Options Still Available

At 45, I’m slouching toward middle age. I sense doors on possible futures slamming shut with alarming regularity. I’m scared to make a bucket list, because I fear all I could muster for my list would be the following:

1] purchase bucket

2] place bucket on head

3] bang head until I forget all the things I’ll never get to do

The 18-year-old me would be shocked at the way he turned out. To be fair, the 18-year-old me had unrealistic expectations; it’s unlikely that I would ever have become co-lead singer of Roxy Music and Chief Justice of the International Criminal Court.

Nevertheless, to appease my former self I offer a shortlist of achievements that remain possible. For safety’s sake, I have included a more plausible alternative with each.

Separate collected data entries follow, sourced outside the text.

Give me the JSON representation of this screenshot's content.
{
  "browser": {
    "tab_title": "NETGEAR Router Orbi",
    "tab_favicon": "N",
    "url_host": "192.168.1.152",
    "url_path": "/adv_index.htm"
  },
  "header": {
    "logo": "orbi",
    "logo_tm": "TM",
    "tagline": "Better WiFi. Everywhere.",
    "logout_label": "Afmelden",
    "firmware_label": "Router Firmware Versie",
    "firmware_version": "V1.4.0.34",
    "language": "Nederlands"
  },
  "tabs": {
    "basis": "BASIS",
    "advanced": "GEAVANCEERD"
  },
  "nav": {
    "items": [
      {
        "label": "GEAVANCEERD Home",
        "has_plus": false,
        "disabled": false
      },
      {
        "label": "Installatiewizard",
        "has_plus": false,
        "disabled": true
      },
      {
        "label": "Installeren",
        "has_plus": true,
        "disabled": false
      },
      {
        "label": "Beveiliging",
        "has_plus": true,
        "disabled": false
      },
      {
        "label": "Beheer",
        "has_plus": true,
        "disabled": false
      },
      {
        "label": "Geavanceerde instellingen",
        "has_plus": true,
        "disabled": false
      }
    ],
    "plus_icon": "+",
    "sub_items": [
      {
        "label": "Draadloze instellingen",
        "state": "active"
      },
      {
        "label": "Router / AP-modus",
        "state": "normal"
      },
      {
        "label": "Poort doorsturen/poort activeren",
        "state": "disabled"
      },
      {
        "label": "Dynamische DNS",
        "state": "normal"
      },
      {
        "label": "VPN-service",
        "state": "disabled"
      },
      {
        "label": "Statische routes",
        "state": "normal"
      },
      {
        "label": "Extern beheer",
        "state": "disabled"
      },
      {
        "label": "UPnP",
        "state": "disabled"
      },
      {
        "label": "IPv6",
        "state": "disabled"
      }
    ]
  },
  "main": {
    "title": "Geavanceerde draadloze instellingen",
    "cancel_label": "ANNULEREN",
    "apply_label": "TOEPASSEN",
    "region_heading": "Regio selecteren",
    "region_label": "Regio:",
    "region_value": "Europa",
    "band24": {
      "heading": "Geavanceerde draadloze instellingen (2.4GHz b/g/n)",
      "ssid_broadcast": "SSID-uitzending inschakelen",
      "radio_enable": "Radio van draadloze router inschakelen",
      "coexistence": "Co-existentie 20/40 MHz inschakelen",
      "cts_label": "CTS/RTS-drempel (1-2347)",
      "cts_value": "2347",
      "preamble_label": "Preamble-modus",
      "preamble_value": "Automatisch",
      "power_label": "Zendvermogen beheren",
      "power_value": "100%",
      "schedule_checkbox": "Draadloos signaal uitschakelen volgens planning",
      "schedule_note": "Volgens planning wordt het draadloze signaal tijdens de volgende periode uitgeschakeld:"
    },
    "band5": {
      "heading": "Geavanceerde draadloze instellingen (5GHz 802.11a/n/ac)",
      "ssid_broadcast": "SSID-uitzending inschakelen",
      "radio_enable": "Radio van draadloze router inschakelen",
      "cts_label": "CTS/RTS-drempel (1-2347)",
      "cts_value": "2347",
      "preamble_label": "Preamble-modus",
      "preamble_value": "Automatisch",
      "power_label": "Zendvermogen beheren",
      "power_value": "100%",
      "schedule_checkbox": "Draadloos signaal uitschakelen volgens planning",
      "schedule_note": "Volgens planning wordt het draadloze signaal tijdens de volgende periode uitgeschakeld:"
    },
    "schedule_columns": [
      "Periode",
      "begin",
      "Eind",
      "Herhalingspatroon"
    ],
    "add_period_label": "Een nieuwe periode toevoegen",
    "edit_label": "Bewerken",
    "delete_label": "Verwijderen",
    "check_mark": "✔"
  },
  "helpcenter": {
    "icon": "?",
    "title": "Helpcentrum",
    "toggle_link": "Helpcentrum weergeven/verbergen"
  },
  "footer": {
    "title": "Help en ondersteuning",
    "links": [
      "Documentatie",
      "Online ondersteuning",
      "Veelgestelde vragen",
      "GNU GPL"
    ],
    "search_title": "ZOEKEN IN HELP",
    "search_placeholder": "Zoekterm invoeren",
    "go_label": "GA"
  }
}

1] Play Che in a remake of Andrew Lloyd Webber’s Evita.

SAFETY OPTION: Sing along to YouTube clips of “Let the Sunshine In” from Hair until my son storms off because he can’t hear his iPad.

2] Run a marathon.

SAFETY OPTION: Complete a weekend Orange is the New Black marathon.

3] Act humble when admirers marvel at my luscious head of hair.

SAFETY OPTION: Act like I don’t hear it when a lady at Safeway marvels at the length of one of my eyebrow hairs.

4] Curate a world-renowned collection of tasteful yet artistically daring nude photographs.

SAFETY OPTION: Catch a glimpse of sideboob on the Skytrain.